CHARLES G. D. ROBERTS

"Professor" Roberts he is still called by his old friends in New Brunswick, and, so far as we know, "Old Man" he is still called by his literary companions. "The 'Old Man,'" said Richard Hovey a few years ago, "he is fondly called by the poets who are his companions, not that he is so much the elder of the group, but perhaps because he had already achieved a certain measure of reputation and was a full-fledged man of letters when the others were just beginning their callow boy-bows to the Muse. And the name, given at the outset in a comic, mock-filial mood, has stuck to him as a term of endearment."

Hovey—may he rest in peace!—loved and admired Roberts. He said so in writing; he said so o' nights in the company of his old friends in Boston.

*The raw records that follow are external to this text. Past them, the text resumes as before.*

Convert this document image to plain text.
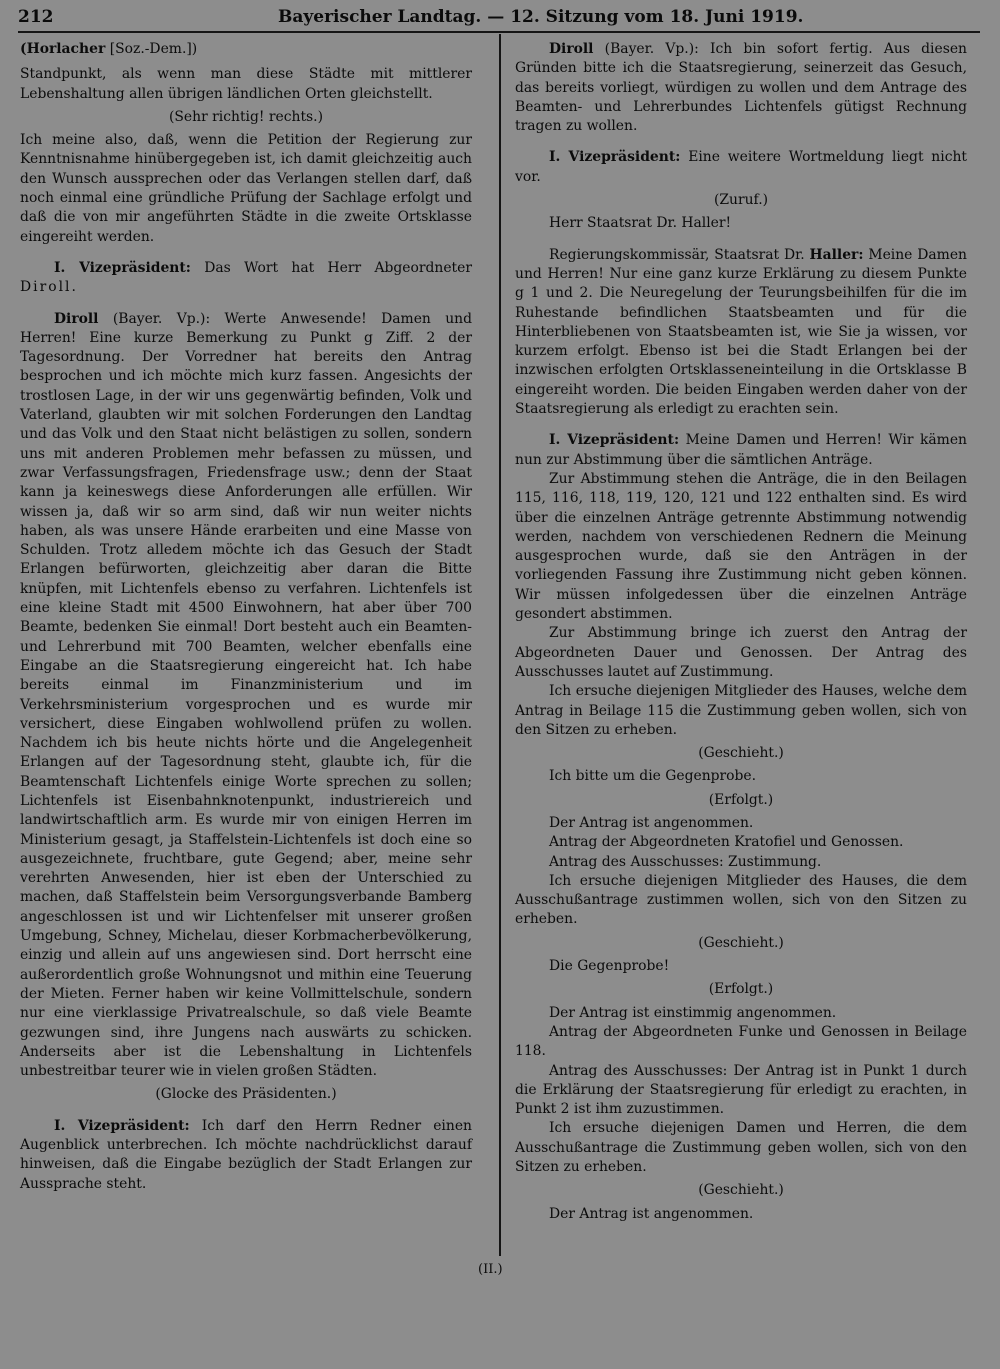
212	Bayerischer Landtag. — 12. Sitzung vom 18. Juni 1919.

(Horlacher [Soz.-Dem.])

Standpunkt, als wenn man diese Städte mit mittlerer Lebenshaltung allen übrigen ländlichen Orten gleichstellt.

(Sehr richtig! rechts.)

Ich meine also, daß, wenn die Petition der Regierung zur Kenntnisnahme hinübergegeben ist, ich damit gleichzeitig auch den Wunsch aussprechen oder das Verlangen stellen darf, daß noch einmal eine gründliche Prüfung der Sachlage erfolgt und daß die von mir angeführten Städte in die zweite Ortsklasse eingereiht werden.

I. Vizepräsident: Das Wort hat Herr Abgeordneter Diroll.

Diroll (Bayer. Vp.): Werte Anwesende! Damen und Herren! Eine kurze Bemerkung zu Punkt g Ziff. 2 der Tagesordnung. Der Vorredner hat bereits den Antrag besprochen und ich möchte mich kurz fassen. Angesichts der trostlosen Lage, in der wir uns gegenwärtig befinden, Volk und Vaterland, glaubten wir mit solchen Forderungen den Landtag und das Volk und den Staat nicht belästigen zu sollen, sondern uns mit anderen Problemen mehr befassen zu müssen, und zwar Verfassungsfragen, Friedensfrage usw.; denn der Staat kann ja keineswegs diese Anforderungen alle erfüllen. Wir wissen ja, daß wir so arm sind, daß wir nun weiter nichts haben, als was unsere Hände erarbeiten und eine Masse von Schulden. Trotz alledem möchte ich das Gesuch der Stadt Erlangen befürworten, gleichzeitig aber daran die Bitte knüpfen, mit Lichtenfels ebenso zu verfahren. Lichtenfels ist eine kleine Stadt mit 4500 Einwohnern, hat aber über 700 Beamte, bedenken Sie einmal! Dort besteht auch ein Beamten- und Lehrerbund mit 700 Beamten, welcher ebenfalls eine Eingabe an die Staatsregierung eingereicht hat. Ich habe bereits einmal im Finanzministerium und im Verkehrsministerium vorgesprochen und es wurde mir versichert, diese Eingaben wohlwollend prüfen zu wollen. Nachdem ich bis heute nichts hörte und die Angelegenheit Erlangen auf der Tagesordnung steht, glaubte ich, für die Beamtenschaft Lichtenfels einige Worte sprechen zu sollen; Lichtenfels ist Eisenbahnknotenpunkt, industriereich und landwirtschaftlich arm. Es wurde mir von einigen Herren im Ministerium gesagt, ja Staffelstein-Lichtenfels ist doch eine so ausgezeichnete, fruchtbare, gute Gegend; aber, meine sehr verehrten Anwesenden, hier ist eben der Unterschied zu machen, daß Staffelstein beim Versorgungsverbande Bamberg angeschlossen ist und wir Lichtenfelser mit unserer großen Umgebung, Schney, Michelau, dieser Korbmacherbevölkerung, einzig und allein auf uns angewiesen sind. Dort herrscht eine außerordentlich große Wohnungsnot und mithin eine Teuerung der Mieten. Ferner haben wir keine Vollmittelschule, sondern nur eine vierklassige Privatrealschule, so daß viele Beamte gezwungen sind, ihre Jungens nach auswärts zu schicken. Anderseits aber ist die Lebenshaltung in Lichtenfels unbestreitbar teurer wie in vielen großen Städten.

(Glocke des Präsidenten.)

I. Vizepräsident: Ich darf den Herrn Redner einen Augenblick unterbrechen. Ich möchte nachdrücklichst darauf hinweisen, daß die Eingabe bezüglich der Stadt Erlangen zur Aussprache steht.

Diroll (Bayer. Vp.): Ich bin sofort fertig. Aus diesen Gründen bitte ich die Staatsregierung, seinerzeit das Gesuch, das bereits vorliegt, würdigen zu wollen und dem Antrage des Beamten- und Lehrerbundes Lichtenfels gütigst Rechnung tragen zu wollen.

I. Vizepräsident: Eine weitere Wortmeldung liegt nicht vor.

(Zuruf.)

Herr Staatsrat Dr. Haller!

Regierungskommissär, Staatsrat Dr. Haller: Meine Damen und Herren! Nur eine ganz kurze Erklärung zu diesem Punkte g 1 und 2. Die Neuregelung der Teurungsbeihilfen für die im Ruhestande befindlichen Staatsbeamten und für die Hinterbliebenen von Staatsbeamten ist, wie Sie ja wissen, vor kurzem erfolgt. Ebenso ist bei die Stadt Erlangen bei der inzwischen erfolgten Ortsklasseneinteilung in die Ortsklasse B eingereiht worden. Die beiden Eingaben werden daher von der Staatsregierung als erledigt zu erachten sein.

I. Vizepräsident: Meine Damen und Herren! Wir kämen nun zur Abstimmung über die sämtlichen Anträge.

Zur Abstimmung stehen die Anträge, die in den Beilagen 115, 116, 118, 119, 120, 121 und 122 enthalten sind. Es wird über die einzelnen Anträge getrennte Abstimmung notwendig werden, nachdem von verschiedenen Rednern die Meinung ausgesprochen wurde, daß sie den Anträgen in der vorliegenden Fassung ihre Zustimmung nicht geben können. Wir müssen infolgedessen über die einzelnen Anträge gesondert abstimmen.

Zur Abstimmung bringe ich zuerst den Antrag der Abgeordneten Dauer und Genossen. Der Antrag des Ausschusses lautet auf Zustimmung.

Ich ersuche diejenigen Mitglieder des Hauses, welche dem Antrag in Beilage 115 die Zustimmung geben wollen, sich von den Sitzen zu erheben.

(Geschieht.)

Ich bitte um die Gegenprobe.

(Erfolgt.)

Der Antrag ist angenommen.

Antrag der Abgeordneten Kratofiel und Genossen.

Antrag des Ausschusses: Zustimmung.

Ich ersuche diejenigen Mitglieder des Hauses, die dem Ausschußantrage zustimmen wollen, sich von den Sitzen zu erheben.

(Geschieht.)

Die Gegenprobe!

(Erfolgt.)

Der Antrag ist einstimmig angenommen.

Antrag der Abgeordneten Funke und Genossen in Beilage 118.

Antrag des Ausschusses: Der Antrag ist in Punkt 1 durch die Erklärung der Staatsregierung für erledigt zu erachten, in Punkt 2 ist ihm zuzustimmen.

Ich ersuche diejenigen Damen und Herren, die dem Ausschußantrage die Zustimmung geben wollen, sich von den Sitzen zu erheben.

(Geschieht.)

Der Antrag ist angenommen.

(II.)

Hovey had a manner that would remind one of the rivers branching off Roberts's familiar Bay of Fundy. At first, a stranger, you found it empty; in a few moments, if he offered you the right hand of fellowship, it was flooding with a warm tide.

We could readily go on for a page or two speaking of the lamented singer, and of what it meant to know him as a friend—to share his hospitality and his sympathy. But it occurs to us that some reader may be inquiring why the professor from New Brunswick has been brought into a book on American authors. We might answer, with a smile, to incite him to become as loyal an American as General Wallace or Mark Twain. Or we might repeat as an answer a statement made to us not long ago by an observant inhabitant of this part of the literary world—"Professor Roberts is quite as good an American as Henry James." But, using American in its fullest sense, Roberts easily comes in under that head. The shadow of the Stars and Stripes falls near his birthplace. His public is largely a purely American public. His residence for the last four years has been New York City. He is perhaps the most gifted author reared in late decades by our lovely neighbor, the Dominion of Canada, his alma mater—

O child of nations, giant-limbed,
Who stand'st among the nations now
Unheeded, unadored, unhymned,
With unanointed brow!

Speaking of Roberts in The Writer once, his friend Hovey said: "All his excursions include a return ticket to the Maritime Provinces, and 'Up and Away in the Morning' is always for the sake of 'Home, Home in the Evening.'" This statement has been contradicted by Roberts's life during the last few years. He is to be found in New York winter and summer.

At the same time we should be stultifying ourselves to deny his loyalty to his native land. It lives in many of his pages; it is kept aflame by ties of family and of friendship. The beautiful part of the world northeast of New England has been to him nursery, academy and studio. Indeed, one who knew him well has said: "He is neither Briton nor American, but assertively Canadian; and, if history ever make his dream a reality, his own poems will not have been an entirely negligible factor in bringing it to pass."

Charles George Douglass Roberts, M.A., F.R.S.C., F.R.S.L., was born in Douglas, at the mouth of the Keswick River, near Fredericton, New Brunswick, on January 10, 1860. His father, the Rev. G. Goodridge Roberts, M.A., the son of Professor George Roberts, Ph.D., is the rector of the English church in Fredericton, and also the canon of Christ Church Cathedral. His mother, Emma Wetmore Bliss Roberts, comes of what used to be known as United Empire Loyalist stock—the same stock, by the way, that Emerson's mother came of. Her ancestors left the colonies for the provinces at the outbreak of the American Revolution. There were many influential families among the Loyalists, and, on the whole, their headstrong flight has been beneficial to the land 'way down East. The novelist's mother, it should be said, is a sister of Bliss Carman's mother, which makes the two young writers, Roberts and Carman, cousins by blood as well as brothers by profession. A strong intellectual ancestry has Roberts, it will be seen, an ancestry that fully accounts for the circumstance that his sister and his two younger brothers are skillful at versification.